Without surprise, artificial intelligence continues to be of critical focus across the digital health ecosystem. HIMSS Media conducted a survey on artificial intelligence and machine learning, with results confirming this. Responses indicated widespread optimism about the application of artificial intelligence in healthcare settings, particularly in the treatment of chronic conditions. Of the respondents, 77 percent said they are already using artificial intelligence to support clinical decisions.
With chronic conditions increasing in prevalence, respondents see AI and machine learning holding major transformative potential for improving care, with more than half of respondents citing conditions like cancer, heart disease and diabetes as priority areas for leveraging these innovations. 33 percent of respondents were already crafting strategies for AI and machine-learning within their organizations.
Like any exciting new form of health innovation, determining how it will address clinical needs should occur before implementation occurs to ensure the best strategy, as Claus Duedal Pedersen, Denmark Hospital and Health Care touches on in the following HIMSS TV clip.
A HIMSS Insights eBook explores the clinical side of emerging AI technologies, such as triage chatbots.

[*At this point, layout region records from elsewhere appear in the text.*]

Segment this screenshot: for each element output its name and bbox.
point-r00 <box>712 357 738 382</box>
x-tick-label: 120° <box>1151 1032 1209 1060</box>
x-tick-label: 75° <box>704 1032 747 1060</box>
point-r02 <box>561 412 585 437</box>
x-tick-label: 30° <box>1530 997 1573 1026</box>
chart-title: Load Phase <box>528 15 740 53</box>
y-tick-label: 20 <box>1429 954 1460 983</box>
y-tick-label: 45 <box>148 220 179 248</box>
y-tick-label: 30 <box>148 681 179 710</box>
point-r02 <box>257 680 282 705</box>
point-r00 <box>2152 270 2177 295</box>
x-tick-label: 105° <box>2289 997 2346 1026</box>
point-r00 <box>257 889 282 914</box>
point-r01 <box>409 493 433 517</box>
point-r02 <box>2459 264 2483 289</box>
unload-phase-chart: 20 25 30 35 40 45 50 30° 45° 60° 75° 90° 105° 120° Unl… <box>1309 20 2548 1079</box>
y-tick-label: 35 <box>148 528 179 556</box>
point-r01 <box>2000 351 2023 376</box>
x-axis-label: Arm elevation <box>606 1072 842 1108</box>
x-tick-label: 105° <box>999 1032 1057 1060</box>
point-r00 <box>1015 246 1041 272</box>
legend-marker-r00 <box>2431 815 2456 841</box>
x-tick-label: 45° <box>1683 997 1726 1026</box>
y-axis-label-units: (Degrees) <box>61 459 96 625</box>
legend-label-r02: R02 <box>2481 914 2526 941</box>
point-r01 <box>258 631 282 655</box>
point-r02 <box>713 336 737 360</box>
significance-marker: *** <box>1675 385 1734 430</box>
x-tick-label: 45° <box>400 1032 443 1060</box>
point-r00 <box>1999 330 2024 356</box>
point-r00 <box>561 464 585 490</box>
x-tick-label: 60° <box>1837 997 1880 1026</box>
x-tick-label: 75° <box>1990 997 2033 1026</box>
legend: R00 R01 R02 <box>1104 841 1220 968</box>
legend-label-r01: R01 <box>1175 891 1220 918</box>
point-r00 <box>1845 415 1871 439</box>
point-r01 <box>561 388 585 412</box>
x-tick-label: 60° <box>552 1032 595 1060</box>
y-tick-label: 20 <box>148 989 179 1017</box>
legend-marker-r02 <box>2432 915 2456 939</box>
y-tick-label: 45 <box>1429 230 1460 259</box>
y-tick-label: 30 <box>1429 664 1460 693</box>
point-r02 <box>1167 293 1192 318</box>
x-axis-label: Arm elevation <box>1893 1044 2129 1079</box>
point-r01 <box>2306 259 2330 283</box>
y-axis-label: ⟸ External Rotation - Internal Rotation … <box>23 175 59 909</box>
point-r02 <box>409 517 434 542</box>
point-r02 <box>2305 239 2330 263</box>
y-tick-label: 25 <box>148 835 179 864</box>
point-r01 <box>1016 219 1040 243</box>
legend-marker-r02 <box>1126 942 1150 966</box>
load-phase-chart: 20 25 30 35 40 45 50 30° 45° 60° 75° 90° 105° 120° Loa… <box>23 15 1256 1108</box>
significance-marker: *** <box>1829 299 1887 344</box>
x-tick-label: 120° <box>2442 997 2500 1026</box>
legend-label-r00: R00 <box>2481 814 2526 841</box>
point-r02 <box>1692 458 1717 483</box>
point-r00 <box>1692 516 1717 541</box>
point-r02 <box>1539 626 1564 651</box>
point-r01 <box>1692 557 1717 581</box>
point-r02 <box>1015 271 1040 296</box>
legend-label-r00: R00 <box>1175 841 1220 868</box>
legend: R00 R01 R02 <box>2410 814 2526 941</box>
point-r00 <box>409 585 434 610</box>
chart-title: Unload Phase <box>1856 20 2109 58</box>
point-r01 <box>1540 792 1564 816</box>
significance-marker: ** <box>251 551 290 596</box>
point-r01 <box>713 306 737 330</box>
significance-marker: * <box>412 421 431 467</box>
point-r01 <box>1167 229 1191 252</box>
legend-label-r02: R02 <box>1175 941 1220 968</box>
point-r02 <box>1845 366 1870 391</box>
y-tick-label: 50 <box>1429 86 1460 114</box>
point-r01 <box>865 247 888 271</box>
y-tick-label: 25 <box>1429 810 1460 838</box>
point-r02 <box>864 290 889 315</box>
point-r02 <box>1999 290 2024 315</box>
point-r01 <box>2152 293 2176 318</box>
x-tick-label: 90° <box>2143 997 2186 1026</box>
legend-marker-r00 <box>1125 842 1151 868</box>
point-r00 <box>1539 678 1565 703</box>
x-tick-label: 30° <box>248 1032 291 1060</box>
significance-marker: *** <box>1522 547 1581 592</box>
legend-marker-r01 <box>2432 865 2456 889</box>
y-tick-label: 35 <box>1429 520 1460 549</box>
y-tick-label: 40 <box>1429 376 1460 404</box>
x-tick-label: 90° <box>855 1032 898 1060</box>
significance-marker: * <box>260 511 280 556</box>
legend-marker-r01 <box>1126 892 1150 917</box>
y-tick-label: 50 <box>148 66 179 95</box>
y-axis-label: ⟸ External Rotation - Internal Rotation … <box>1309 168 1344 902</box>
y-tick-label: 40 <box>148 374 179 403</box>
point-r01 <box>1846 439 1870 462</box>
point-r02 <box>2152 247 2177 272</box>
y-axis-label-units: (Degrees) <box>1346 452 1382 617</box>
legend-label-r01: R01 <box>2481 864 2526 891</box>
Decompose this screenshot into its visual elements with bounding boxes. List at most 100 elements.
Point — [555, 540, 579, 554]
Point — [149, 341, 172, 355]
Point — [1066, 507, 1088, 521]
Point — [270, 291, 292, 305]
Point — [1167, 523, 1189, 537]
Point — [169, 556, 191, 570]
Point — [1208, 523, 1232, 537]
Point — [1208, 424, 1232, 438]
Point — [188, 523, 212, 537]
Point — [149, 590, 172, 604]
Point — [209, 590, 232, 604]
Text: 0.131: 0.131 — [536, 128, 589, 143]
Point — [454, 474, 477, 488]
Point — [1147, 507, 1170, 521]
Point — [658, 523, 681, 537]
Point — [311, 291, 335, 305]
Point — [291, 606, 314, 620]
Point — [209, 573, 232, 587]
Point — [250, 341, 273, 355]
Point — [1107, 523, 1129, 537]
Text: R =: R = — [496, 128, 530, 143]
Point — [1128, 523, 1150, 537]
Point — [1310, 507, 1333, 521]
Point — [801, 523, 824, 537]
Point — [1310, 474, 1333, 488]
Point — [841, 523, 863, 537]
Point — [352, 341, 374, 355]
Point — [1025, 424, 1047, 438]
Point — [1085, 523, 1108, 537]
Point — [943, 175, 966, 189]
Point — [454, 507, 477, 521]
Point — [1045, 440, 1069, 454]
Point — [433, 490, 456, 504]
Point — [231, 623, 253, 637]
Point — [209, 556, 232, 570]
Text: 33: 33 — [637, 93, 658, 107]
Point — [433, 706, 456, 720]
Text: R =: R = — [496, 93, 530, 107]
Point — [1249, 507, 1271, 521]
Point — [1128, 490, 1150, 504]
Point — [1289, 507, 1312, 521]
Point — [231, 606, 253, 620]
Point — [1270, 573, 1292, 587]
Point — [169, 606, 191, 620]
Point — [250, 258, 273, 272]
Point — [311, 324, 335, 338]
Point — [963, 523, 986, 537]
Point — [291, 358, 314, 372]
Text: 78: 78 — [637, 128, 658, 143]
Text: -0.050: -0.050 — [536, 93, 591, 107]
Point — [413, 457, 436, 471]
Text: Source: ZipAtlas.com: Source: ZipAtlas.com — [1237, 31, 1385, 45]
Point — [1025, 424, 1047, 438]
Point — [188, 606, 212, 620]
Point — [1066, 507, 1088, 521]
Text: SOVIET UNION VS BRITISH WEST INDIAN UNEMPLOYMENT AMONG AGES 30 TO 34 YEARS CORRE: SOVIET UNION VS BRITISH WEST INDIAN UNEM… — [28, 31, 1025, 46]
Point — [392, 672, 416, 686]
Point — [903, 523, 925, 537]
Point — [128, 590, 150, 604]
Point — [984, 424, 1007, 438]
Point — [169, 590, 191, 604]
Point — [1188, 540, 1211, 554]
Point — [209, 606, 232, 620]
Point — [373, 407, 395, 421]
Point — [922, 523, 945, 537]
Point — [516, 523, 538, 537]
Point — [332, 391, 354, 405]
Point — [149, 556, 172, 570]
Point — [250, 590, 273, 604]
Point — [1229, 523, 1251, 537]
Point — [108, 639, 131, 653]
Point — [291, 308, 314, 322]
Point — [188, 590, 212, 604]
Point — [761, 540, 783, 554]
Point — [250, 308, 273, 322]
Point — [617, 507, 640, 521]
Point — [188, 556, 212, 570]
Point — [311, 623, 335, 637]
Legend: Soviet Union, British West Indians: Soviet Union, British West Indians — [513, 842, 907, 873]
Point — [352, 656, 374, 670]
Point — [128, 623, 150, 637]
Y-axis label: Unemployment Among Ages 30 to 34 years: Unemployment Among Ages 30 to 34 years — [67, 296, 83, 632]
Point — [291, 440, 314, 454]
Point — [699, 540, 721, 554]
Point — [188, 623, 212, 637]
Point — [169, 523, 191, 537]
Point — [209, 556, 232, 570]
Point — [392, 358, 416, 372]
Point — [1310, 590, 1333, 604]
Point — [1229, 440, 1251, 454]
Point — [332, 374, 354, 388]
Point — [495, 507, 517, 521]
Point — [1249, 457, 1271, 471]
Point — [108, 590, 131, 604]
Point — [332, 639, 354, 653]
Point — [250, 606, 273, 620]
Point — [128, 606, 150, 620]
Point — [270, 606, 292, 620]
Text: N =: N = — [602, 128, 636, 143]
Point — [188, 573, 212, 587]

This aspect of AI could combat a challenge that clinicians are all too familiar with – patients seeking answers and potentially becoming misinformed about their conditions when searching their symptoms. In a patient-facing chatbot, patients can input their symptoms, answer questions about them and then have medically supported information and resources offer guidance in a curated response.
Another aspect of artificial intelligence in healthcare that shows immense promise for transforming the clinician experience is natural language processing (NLP).
“[NLP] technology enables computers to derive computable and actionable data from text, especially when text is recorded in the form of natural human language (i.e., phrases, sentences, paragraphs). This technology allows humans to record information in the most natural method of human communication (narrative text), and then enables computers to extract actionable information from that text. NLP is also capable of analyzing the often non-standard grammatical constructions common in medical lingo. Natural language understanding (NLU) is a subset of NLP that uses reasoning, inference and semantic searching to help clinicians make decisions and take action.”
What’s most exciting about NLP technology is that it records information in the form of natural human language and then enables computers to extract actionable information from that text. This makes possible the inclusion of a patient’s narrative, a central component of medical records.
“The [HIMSS] Health Story Project was founded on the premise that a central component of medical records is the narrative, textual information that conveys the patient’s unique story as well as the clinician’s thoughts and rationale for treatment decisions. Check boxes and drop-down lists simply cannot capture these nuances,” said Laura Bryan, MS, CHDS, AHDI-F, vice president, MedEDocs and HIMSS Health Story Project co-chair. “When the record consists of only canned responses, all patients with diabetes, for example, end up looking the same on paper. User interfaces that limit a clinician to record information about the patient’s story using check boxes and drop-down lists is not cake. It is a problem that creates burden and dissatisfaction for physicians who are forced to work in a way that is natural for computers, not humans.”
So how can NLP alleviate this challenge? One way is by ultimately bridging the divide between narrative and the ability to machine process and encode important concept, said Bryan. “NLP makes unstructured data relevant and actionable. It derives contextual meaning from the clinician’s textual notes and unlocks critical portions of the record for both clinical and administrative uses.”
It will take time for artificial intelligence in healthcare to prove its promise, but based on our research and the applications we’re currently exploring, the promise of these innovations will be worth it.